Hi all,
A general issue that has pestered me over the years of using Dynamo: when working with any geometry that is remotely dynamic in form, Dynamo will ‘break’ and I don’t understand why. I’m posting to find out if others experience the same (i.e. it’s a dynamo problem) or if I need to do something different?
To provide a working example, the following form is generated in dynamo by lofting closed curves which are drawn within a family file.
T
When I intersect the geometry with planes or surfaces (also generated in dynamo), the resultant curves do not follow the correct outlines:
I have tried multiple ways to skin this cat, but none seem to work:
- intersect solid with planes
- intersect surface with planes
- intersect surface with surfaces
- cut the surfaces to the right shape with a solid and get the perimeter curves (example in attached script)
etc.
Dynamo Version .2.19.3 - Revit 2014
Slicing Sculpted Form.dyn (131.8 KB)
GEN_Table_Dynamo Driven.rfa (1.8 MB)
Let’s ask mr. @Karam_Baki
Is this building scale (one unit is a meter) or furniture scale (one unit is a millimeter)? Are you changing your geometry scale, or is it on medium? For accurate geometry you want to keep things on medium, while for display you may want to shift things - ignore that.
My gut tells me that the issue is with the graphics display (a known issue) rather than the geometry itself.
I have personally done stuff like this without issue.
Thank you for pointing out it may be a graphic display issue. When I extruded the curved to solids, they assumed the correct shapes again.
Before trying to extrude the curves, I documented the impacts of changing the “geometry scaling” within Revit, and also combined this with changing the actual scale of the geometry itself - no options produced perfect results, although some provided more accurate representations of the real geometry that others.

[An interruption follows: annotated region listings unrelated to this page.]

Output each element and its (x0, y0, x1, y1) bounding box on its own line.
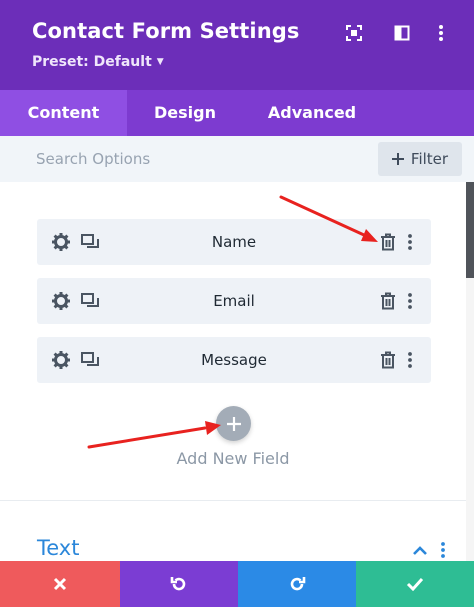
redo-icon (290, 577, 306, 591)
split-view-icon[interactable] (391, 22, 413, 44)
save-button[interactable] (356, 561, 474, 607)
field-label: Name (211, 233, 257, 251)
filter-button[interactable]: Filter (378, 142, 462, 176)
scrollbar-thumb[interactable] (466, 182, 474, 278)
chevron-up-icon[interactable] (412, 541, 428, 560)
field-item-message[interactable]: Message (37, 337, 431, 383)
more-vertical-icon[interactable] (440, 541, 446, 563)
close-icon (53, 577, 67, 591)
filter-label: Filter (410, 150, 449, 168)
add-field-button[interactable] (216, 406, 251, 441)
gear-icon[interactable] (51, 232, 71, 256)
section-title-text[interactable]: Text (37, 536, 79, 560)
undo-icon (170, 577, 186, 591)
field-label: Message (201, 351, 267, 369)
arrow-to-add-field-icon (87, 421, 221, 449)
add-field-label[interactable]: Add New Field (133, 449, 333, 468)
preset-dropdown[interactable]: Preset: Default ▼ (32, 54, 164, 70)
duplicate-icon[interactable] (80, 350, 100, 374)
tab-content[interactable]: Content (0, 90, 127, 136)
tab-bar: Content Design Advanced (0, 90, 474, 136)
field-item-email[interactable]: Email (37, 278, 431, 324)
trash-icon[interactable] (378, 350, 398, 374)
more-vertical-icon[interactable] (430, 22, 452, 44)
duplicate-icon[interactable] (80, 232, 100, 256)
check-icon (406, 577, 424, 591)
focus-icon[interactable] (343, 22, 365, 44)
search-input[interactable] (0, 136, 370, 182)
more-vertical-icon[interactable] (407, 291, 413, 315)
tab-design[interactable]: Design (143, 90, 227, 136)
search-bar: Filter (0, 136, 474, 182)
modal-title: Contact Form Settings (32, 19, 300, 43)
trash-icon[interactable] (378, 291, 398, 315)
gear-icon[interactable] (51, 291, 71, 315)
section-divider (0, 500, 466, 501)
plus-icon (391, 153, 404, 165)
undo-button[interactable] (120, 561, 238, 607)
trash-icon[interactable] (378, 232, 398, 256)
close-button[interactable] (0, 561, 120, 607)
field-item-name[interactable]: Name (37, 219, 431, 265)
plus-icon (226, 416, 241, 431)
settings-header: Contact Form Settings Preset: Default ▼ (0, 0, 474, 90)
duplicate-icon[interactable] (80, 291, 100, 315)
gear-icon[interactable] (51, 350, 71, 374)
more-vertical-icon[interactable] (407, 232, 413, 256)
preset-label: Preset: Default (32, 54, 152, 70)
caret-down-icon: ▼ (156, 57, 164, 67)
field-label: Email (213, 292, 255, 310)
redo-button[interactable] (238, 561, 356, 607)
tab-advanced[interactable]: Advanced (262, 90, 362, 136)
more-vertical-icon[interactable] (407, 350, 413, 374)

It’s a very strange issue and odd that Dyanmo requires the user to switch between different tolerance ranges when Grasshopper works fine without it.

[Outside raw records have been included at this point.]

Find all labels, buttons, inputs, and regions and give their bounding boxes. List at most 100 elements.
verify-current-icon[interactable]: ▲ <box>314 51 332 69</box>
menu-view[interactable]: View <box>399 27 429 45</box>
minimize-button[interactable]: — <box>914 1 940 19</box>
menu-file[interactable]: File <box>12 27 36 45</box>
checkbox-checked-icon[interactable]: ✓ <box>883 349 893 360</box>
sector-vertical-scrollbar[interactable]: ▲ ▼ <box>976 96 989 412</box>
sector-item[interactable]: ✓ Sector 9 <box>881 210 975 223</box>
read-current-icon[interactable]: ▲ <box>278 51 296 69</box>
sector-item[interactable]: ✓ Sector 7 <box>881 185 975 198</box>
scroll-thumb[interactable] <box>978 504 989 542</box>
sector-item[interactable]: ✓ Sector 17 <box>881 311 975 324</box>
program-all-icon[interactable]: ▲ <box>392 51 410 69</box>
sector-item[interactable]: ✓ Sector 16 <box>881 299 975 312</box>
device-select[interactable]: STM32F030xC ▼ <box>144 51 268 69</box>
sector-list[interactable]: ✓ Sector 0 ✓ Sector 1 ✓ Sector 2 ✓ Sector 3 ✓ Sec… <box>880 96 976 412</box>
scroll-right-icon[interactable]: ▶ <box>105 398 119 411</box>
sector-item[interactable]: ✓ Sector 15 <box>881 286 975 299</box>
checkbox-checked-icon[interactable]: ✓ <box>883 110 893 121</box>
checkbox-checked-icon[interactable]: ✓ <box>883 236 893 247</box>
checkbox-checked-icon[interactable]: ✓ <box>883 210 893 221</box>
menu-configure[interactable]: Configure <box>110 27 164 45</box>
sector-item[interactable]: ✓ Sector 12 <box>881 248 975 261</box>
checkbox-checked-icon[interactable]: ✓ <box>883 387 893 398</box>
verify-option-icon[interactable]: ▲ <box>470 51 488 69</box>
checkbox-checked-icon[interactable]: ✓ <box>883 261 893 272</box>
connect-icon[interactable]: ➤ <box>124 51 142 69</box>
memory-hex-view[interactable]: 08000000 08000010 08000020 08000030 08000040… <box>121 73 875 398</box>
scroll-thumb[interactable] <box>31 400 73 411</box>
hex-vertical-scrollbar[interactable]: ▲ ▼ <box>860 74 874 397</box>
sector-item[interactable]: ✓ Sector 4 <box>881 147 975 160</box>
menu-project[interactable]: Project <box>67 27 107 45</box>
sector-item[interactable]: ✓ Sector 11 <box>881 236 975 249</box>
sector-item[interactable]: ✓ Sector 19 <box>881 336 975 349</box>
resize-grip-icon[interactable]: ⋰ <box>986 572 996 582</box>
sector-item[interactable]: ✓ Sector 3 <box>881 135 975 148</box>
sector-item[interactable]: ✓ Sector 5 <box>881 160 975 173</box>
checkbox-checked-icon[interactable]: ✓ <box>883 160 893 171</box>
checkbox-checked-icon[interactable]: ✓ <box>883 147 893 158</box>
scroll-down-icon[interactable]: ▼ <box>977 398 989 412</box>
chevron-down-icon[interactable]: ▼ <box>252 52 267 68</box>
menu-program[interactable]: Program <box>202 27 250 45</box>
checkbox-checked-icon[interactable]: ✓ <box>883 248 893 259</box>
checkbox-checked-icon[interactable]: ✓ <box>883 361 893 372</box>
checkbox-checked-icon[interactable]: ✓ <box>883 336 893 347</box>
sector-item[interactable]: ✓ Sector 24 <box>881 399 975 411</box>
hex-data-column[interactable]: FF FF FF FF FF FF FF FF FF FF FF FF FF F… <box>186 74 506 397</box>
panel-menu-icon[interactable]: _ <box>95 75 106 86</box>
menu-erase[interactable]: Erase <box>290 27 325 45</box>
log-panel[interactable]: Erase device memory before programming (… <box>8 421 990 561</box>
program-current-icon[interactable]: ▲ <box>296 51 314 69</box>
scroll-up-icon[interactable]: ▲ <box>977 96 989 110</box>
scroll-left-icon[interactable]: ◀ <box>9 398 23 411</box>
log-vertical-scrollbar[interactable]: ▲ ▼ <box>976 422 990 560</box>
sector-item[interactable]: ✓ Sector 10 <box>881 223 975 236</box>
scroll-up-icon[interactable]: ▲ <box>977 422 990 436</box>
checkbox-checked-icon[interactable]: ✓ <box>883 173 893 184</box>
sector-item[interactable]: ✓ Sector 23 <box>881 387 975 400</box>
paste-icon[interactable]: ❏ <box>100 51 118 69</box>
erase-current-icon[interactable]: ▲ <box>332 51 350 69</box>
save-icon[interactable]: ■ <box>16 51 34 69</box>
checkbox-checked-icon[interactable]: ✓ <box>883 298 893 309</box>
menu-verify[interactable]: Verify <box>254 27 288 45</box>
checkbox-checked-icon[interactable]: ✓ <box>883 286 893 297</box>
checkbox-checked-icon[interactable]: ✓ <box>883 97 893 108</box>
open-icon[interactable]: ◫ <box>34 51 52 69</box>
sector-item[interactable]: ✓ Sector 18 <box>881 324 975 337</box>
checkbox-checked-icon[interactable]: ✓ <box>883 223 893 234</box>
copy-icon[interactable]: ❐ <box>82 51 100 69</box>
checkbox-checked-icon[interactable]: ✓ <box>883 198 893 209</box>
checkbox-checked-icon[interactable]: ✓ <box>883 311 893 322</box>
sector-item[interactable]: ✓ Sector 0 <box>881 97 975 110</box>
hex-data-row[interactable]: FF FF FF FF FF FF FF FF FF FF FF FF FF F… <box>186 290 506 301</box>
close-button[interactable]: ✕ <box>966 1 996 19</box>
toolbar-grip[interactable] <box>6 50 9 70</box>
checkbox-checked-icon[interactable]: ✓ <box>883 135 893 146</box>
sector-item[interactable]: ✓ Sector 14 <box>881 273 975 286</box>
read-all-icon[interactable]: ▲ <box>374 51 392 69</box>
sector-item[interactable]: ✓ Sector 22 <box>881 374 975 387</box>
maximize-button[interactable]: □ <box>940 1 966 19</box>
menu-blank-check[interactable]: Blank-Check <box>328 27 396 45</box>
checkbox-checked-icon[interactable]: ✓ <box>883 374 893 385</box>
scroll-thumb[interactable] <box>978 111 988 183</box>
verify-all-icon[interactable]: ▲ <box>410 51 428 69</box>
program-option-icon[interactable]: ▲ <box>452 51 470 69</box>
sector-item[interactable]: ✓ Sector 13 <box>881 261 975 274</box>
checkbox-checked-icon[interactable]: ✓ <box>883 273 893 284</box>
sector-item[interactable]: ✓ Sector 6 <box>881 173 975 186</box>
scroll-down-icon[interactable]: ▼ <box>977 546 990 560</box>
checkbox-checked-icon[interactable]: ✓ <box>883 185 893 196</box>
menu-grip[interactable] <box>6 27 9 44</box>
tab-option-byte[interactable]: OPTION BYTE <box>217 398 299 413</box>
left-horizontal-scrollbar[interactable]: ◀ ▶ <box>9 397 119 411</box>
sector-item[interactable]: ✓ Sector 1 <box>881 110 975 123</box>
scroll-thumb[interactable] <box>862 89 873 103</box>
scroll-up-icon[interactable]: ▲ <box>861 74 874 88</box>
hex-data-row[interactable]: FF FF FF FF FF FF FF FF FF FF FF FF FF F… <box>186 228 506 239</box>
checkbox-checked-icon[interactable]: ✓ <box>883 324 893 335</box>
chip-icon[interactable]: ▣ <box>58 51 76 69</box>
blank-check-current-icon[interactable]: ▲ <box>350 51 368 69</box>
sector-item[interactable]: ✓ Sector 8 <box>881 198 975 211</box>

Dynamo Geometry Scaling Tests.pdf (2.7 MB)
Expecting any two programs to behave the same is an easy path to frustration.
Geometry scaling does two things really.
-
It culls geometric data lower than the threshold.
-
It reconfigures the display based on the updated geometric data.
The culling is the difficult part, as ‘what’ and ‘how’ aren’t documented in a user friendly perspective (if really at all - trial and error and reading source code is what we are left with). As far as I know the intent of the culling is to permit accurate geometric display, but this does lead to downstream inaccuracies if you aren’t intending and controlling the culling. This is why so many Civil 3D posts say ‘ignore the geometry scaling warning and just don’t look at the geometry in Dynamo’, as Dynamo is saying ‘to show you this well we need to change the scaling, but once you do that to account for the insane coordinate systems which Civil projects use things are rounded to the nearest foot or meter, which leads to points which should be separated by 0.9 units becoming one and the same, which makes curves and surfaces inconsistent with expected results. Fortunately the ‘warning’ has been reduced and reconfigured in new builds to account for this.
I hope that at some point we might get better display precision and navigation within Dynamo, but that is a VERY difficult task and time task, made harder still by the many different ways in which Dynamo geometry is displayed (Background preview, Watch3D, Generative Design, Player, etc.), and if not done carefully more likely to break a LOT more than anyone would any want.
So keeping it on Medium (and ignoring the warning or information but) is almost always the way to go, and know that the engine which produces the geometry (an implementation of the Autodesk Shape Manager, or ASM) is accurate even if it doesn’t look to be until you bring it into the host application. This does however mean you need to be conscious of how you bring the geometry into the host, specifically when dealing with curving geometry, as many methods will tesselate the geometry prior to creating the elements.